I have tried uploading a batch job with unique custom_id for each row in my input file. The job gets validated but completes very quickly and once I check the job only 276/4096 (as shown in the example below) is completed.
I'm unsure what is going wrong here. There is no error, previously I thought it might be a duplicate custom ID issue but still after resolving that I still face the same issue.
This is an example of the batch data below, which shows status as completed
however,
request_counts=BatchRequestCounts(completed=276, failed=0, total=4096)
shows only 276 are completed.
Batch(id='batch_02d3c78a-ba97-40e3-8646-e83099ba5dbb', completion_window='24h', created_at=1742003026, endpoint='/chat/completions', input_file_id='file-083b8e3f2f024dc9a34a06d6014679c9', object='batch', status='completed', cancelled_at=None, cancelling_at=None, completed_at=1742003648, error_file_id='file-c93301a5-0199-479e-8660-71426f22ce2d', errors=None, expired_at=None, expires_at=1742089426, failed_at=None, finalizing_at=1742003528, in_progress_at=1742003279, metadata=None, output_file_id='file-34f7b43e-956c-4bc7-9d0a-6699db9333c6', request_counts=BatchRequestCounts(completed=276, failed=0, total=4096))
I was expecting that the batch output will provide me back with all responses back in a single file with 4096 rows, but only 276 came back in the output file.
My rate limits are also really high, so I don't think that's an issue.

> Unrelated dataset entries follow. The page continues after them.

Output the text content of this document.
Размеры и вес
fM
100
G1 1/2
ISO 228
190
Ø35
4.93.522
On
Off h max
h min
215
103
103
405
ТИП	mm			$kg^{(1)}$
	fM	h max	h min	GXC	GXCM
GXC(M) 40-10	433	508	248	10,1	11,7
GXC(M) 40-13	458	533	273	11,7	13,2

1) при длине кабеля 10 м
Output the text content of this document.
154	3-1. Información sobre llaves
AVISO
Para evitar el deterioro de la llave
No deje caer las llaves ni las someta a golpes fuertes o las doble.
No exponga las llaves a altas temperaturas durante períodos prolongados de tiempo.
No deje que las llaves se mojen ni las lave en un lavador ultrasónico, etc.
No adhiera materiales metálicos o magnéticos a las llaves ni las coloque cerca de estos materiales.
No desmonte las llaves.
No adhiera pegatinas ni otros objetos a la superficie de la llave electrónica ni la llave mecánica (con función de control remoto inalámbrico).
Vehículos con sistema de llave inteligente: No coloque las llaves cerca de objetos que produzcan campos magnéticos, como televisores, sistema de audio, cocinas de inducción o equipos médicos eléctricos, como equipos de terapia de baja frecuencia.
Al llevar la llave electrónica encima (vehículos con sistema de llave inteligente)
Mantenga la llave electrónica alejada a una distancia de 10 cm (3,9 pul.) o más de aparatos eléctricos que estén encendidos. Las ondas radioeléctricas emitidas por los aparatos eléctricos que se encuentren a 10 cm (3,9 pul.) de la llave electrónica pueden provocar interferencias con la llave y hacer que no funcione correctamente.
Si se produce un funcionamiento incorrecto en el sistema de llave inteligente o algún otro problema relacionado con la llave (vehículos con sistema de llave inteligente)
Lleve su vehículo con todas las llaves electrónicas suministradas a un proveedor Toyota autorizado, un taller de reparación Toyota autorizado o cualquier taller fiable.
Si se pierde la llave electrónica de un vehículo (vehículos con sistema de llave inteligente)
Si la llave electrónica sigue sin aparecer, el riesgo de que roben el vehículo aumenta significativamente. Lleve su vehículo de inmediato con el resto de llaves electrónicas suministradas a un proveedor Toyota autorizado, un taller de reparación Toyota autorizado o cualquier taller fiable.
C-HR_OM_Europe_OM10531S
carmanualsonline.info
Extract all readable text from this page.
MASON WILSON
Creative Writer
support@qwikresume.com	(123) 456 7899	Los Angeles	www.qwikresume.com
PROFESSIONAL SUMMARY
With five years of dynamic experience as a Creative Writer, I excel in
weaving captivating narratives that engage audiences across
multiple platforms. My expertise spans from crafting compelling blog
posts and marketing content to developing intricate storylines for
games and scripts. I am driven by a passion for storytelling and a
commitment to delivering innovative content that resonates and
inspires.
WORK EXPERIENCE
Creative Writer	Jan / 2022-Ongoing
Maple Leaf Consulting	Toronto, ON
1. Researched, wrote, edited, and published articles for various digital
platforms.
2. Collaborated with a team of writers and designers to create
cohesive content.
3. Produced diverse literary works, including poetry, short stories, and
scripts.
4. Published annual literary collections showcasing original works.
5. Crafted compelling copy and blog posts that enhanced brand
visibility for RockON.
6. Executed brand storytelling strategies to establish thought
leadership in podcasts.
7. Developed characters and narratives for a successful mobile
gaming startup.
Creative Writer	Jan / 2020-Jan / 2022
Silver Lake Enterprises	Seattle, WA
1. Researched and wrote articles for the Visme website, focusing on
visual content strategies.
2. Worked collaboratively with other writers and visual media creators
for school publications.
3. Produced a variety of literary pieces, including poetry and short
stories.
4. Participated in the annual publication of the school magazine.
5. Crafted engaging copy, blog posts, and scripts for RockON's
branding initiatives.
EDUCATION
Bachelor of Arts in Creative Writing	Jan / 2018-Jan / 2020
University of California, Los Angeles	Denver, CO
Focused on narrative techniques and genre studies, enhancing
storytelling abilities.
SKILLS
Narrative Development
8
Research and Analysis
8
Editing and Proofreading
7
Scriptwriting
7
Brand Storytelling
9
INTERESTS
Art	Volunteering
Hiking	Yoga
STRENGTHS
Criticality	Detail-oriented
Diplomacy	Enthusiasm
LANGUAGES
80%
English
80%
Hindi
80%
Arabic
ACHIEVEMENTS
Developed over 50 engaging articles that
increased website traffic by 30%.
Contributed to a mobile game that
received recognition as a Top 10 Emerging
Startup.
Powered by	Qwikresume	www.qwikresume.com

I tried running GPT-4o-mini (Global Batch) on a batch of 5K training samples. This is the example of a single instance taken from the file containing 4096 samples ~ 139MB in size:
{
"custom_id": "0_18_v2_fever_958611a10d8432c7ca51a59fca384dbc",
"method": "POST",
"url": "/chat/completions",
"body": {
"model": "gpt-4o-mini-batch",
"messages": [
{"role": "user", "content": "<my prompt here>"}
],
"max_completion_tokens": 4096,
"temperature": 0.1
}
}
I also tried deploying a new model and uploading the files, however, I got back the same response -> exactly almost similar amount of rows got completed only ~200. I am also showing the jobs run till now, only the first run got completed returning back all the rows required. Here is all the jobs below:
Batch(id='batch_02d3c78a-ba97-40e3-8646-e83099ba5dbb', completion_window='24h', created_at=1742003026, endpoint='/chat/completions', input_file_id='file-083b8e3f2f024dc9a34a06d6014679c9', object='batch', status='completed', cancelled_at=None, cancelling_at=None, completed_at=1742003648, error_file_id='file-c93301a5-0199-479e-8660-71426f22ce2d', errors=None, expired_at=None, expires_at=1742089426, failed_at=None, finalizing_at=1742003528, in_progress_at=1742003279, metadata=None, output_file_id='file-34f7b43e-956c-4bc7-9d0a-6699db9333c6', request_counts=BatchRequestCounts(completed=276, failed=0, total=4096))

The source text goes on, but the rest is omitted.